Viaggi d’affari, Usa e Cina comandano – La ricerca

business travel_adobe

Ancora una volta il business travel sugli scudi. La spesa dei viaggi d’affari in tutto il mondo ha raggiunto la cifra monstre di 1,48 trilioni di dollari e a guidare la top ten dei Paesi che dominano questo mercato sono gli Usa con 395,4 miliardi di dollari, ovvero 342 miliardi di euro. Questi alcuni dei dati più eclatanti scaturiti dalla ricerca condotta da Booking for Business. Sul podio, al secondo posto, la Cina con una spesa media annua di 373 miliardi di dollari (324 miliardi di euro) mentre a debita distanza il terzo posto è occupato dal primo mercato europeo, la Germania, con 81 miliardi di dollari (70,5 miliardi di euro). Di tutto rispetto il volume generato dai viaggi d’affari in Italia che occupa il nono posto con 40 miliardi di dollari, circa 35 miliardi di euro.

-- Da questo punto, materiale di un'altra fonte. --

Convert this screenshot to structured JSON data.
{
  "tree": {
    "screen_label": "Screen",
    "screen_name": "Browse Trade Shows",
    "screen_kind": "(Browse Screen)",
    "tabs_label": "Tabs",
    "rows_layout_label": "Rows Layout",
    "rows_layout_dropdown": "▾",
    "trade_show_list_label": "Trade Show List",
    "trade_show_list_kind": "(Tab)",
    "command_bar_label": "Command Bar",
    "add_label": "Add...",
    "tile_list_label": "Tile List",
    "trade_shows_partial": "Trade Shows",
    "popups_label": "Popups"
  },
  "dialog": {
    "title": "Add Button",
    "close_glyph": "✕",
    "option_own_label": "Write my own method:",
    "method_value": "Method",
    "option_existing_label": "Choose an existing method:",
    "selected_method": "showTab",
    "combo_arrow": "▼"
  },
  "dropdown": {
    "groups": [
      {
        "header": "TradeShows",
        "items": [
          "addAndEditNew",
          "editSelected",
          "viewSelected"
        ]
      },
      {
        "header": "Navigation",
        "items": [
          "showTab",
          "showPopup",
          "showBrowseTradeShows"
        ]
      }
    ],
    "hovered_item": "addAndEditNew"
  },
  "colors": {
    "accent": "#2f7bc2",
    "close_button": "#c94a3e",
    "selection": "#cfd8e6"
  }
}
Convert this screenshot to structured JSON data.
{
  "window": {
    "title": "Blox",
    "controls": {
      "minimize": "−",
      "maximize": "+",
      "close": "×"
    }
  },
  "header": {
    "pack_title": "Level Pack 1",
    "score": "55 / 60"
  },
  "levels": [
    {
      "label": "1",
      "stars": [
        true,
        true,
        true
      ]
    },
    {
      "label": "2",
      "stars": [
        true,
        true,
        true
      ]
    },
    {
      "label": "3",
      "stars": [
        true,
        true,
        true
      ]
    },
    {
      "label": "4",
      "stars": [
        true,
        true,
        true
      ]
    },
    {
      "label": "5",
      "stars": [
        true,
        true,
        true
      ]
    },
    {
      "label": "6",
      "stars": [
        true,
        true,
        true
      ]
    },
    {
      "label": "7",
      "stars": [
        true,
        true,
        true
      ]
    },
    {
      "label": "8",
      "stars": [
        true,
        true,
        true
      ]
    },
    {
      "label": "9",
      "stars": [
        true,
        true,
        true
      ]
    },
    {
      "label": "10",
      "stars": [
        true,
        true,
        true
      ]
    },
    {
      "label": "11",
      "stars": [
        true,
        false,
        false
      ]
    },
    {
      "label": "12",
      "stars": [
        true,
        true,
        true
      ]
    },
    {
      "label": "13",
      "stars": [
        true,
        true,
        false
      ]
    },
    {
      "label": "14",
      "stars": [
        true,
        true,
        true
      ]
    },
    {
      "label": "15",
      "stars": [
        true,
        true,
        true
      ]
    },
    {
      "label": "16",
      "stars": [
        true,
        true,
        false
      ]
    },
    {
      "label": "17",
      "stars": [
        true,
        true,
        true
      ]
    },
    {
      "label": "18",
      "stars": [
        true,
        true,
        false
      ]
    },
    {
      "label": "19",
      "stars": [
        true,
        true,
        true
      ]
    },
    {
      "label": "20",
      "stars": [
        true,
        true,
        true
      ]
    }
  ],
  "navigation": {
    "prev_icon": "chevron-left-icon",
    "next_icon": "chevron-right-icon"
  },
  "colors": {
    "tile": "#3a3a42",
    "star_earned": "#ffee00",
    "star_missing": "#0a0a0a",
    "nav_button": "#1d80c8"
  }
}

L’importanza economica e il peso specifico di questo settore viene ribadita anche dall’International Trade Administration del Dipartimento del Commercio statunitense, secondo il quale il turismo d’affari sostiene circa 6 milioni di posti di lavoro negli Usa e contribuisce quasi al 2% del Pil nazionale, confermando un corposo volume di viaggi aziendali, soprattutto all’interno dei vari Stati, che coinvolge direttamente l’industria dell’aviazione commerciale. Mentre per la Cina il tratto distintivo del voluminoso mercato del business travel è rappresentato dal lungo raggio, soprattutto verso Europa e States, dove si svolgono le più frequenti e redditizie interlocuzioni d’affari tra aziende dei più svariati settori merceologici.

Ulteriori approfondimenti emersi dalla ricerca indicano che i primi 10 Paesi che generano significativi volumi di spesa – tra i quali spiccano anche il Giappone, l’India, la Corea del sud, il Regno Unito e la Francia – rappresentano quasi il 65% di tutti i viaggiatori d’affari internazionali.

E per quanto riguarda le città Usa, leader del comparto, New York detiene la quota più alta di visitatori d’affari in arrivo, con il 17%, seguita da Los Angeles con il 13,8% e San Francisco con il 10,8%.

Per Joshua Wood, direttore del settore viaggi d’affari di Booking for Business, «per le imprese, sapere quali rotte e città registrano i maggiori volumi di viaggi in entrata è più di una semplice statistica interessante: permette alle varie pmi di individuare i corridoi con i migliori collegamenti, opzioni alternative e servizi locali, nonché quelli in cui spesso è possibile ottenere tariffe più vantaggiose.»